26In addition to Ms Ruchlemer’s report to Mr. Gallor, there are also the notes of Ms. Matrasov in her report showing greater function. Ms. Matrasov’s records:
On June 19, 2018 the claimant and her spouse arrived late to their appointment because they were reportedly returning from a visit with her brother in Wasaga Beach, Ontario. On June 27, 2018 Ms. Ruchlemer reported travelling to California with her husband in 2017. On June 27, 2018 the claimant's husband reported that he and Ms. Ruchlemer go to the mall on a usual basis, and socialize with friends over coffee.
27In describing her usual day, Ms. Ruchlemer stated to Ms. Matrasov that: “"A little bit later, we go [out] to eat breakfast." She reports that they go to a restaurant in the neighbourhood and that her husband drives. She states, "We just eat and run...The minute I finish the food I'm out. I can't sit any longer and I don't feel well."”

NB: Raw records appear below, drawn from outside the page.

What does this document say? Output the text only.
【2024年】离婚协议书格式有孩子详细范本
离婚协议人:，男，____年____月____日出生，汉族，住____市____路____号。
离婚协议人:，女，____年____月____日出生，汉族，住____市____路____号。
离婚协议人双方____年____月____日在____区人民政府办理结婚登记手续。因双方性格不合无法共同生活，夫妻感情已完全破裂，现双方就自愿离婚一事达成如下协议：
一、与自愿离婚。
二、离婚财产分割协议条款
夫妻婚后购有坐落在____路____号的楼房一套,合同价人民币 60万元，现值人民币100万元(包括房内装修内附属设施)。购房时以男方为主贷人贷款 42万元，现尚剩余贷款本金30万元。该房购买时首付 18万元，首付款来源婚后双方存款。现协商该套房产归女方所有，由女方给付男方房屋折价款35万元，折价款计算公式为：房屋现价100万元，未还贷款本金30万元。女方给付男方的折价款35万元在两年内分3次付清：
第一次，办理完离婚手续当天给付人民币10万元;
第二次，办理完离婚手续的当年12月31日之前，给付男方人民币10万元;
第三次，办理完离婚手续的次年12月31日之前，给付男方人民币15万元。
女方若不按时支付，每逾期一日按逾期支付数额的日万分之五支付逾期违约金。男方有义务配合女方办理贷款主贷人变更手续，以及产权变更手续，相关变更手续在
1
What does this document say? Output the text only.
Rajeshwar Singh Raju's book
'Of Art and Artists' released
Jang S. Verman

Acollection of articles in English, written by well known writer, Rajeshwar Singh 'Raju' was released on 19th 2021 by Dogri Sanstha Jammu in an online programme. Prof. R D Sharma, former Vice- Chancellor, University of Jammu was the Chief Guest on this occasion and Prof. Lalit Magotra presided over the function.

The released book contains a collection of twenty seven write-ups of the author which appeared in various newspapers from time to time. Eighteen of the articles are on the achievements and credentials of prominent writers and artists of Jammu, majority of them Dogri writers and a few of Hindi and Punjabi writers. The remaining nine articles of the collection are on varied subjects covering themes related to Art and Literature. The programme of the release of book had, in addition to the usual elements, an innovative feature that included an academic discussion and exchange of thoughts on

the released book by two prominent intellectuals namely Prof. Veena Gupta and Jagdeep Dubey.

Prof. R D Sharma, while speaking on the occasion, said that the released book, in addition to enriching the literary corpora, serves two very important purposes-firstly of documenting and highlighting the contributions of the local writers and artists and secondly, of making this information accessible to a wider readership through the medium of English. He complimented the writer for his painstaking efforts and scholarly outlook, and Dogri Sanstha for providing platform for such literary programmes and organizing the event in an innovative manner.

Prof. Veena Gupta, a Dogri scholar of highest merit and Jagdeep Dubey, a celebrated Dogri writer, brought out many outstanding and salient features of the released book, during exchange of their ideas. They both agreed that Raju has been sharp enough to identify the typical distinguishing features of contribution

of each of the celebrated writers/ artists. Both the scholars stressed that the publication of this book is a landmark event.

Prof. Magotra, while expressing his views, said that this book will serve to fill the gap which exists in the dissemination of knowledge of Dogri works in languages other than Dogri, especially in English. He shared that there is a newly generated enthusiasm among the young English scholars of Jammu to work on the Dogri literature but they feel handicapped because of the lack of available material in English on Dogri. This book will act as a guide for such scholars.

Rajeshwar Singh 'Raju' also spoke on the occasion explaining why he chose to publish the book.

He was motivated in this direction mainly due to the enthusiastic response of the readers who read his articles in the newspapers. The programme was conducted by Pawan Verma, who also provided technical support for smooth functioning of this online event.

28I find there is little evidence that Ms. Ruchlemer is continuously unable to engage in substantially all of the activities she previously engaged in. She still visits relatives out of town and travels internationally. She still goes to restaurants to eat, and she socializes. To the extent that she reported lack of socialization as a major change in her lifestyle to Mr. Gallor, she is still capable of it, even in a somewhat reduced fashion than before.
CONCLUSION
29Having considered the evidence and submissions of the parties, I find that Ms. Ruchlemer has not satisfied her onus to show she is completely unable to live a normal life. She is not entitled to a non-earner benefit.
ORDER
30Ms. Ruchlemer’s application to the Tribunal is dismissed.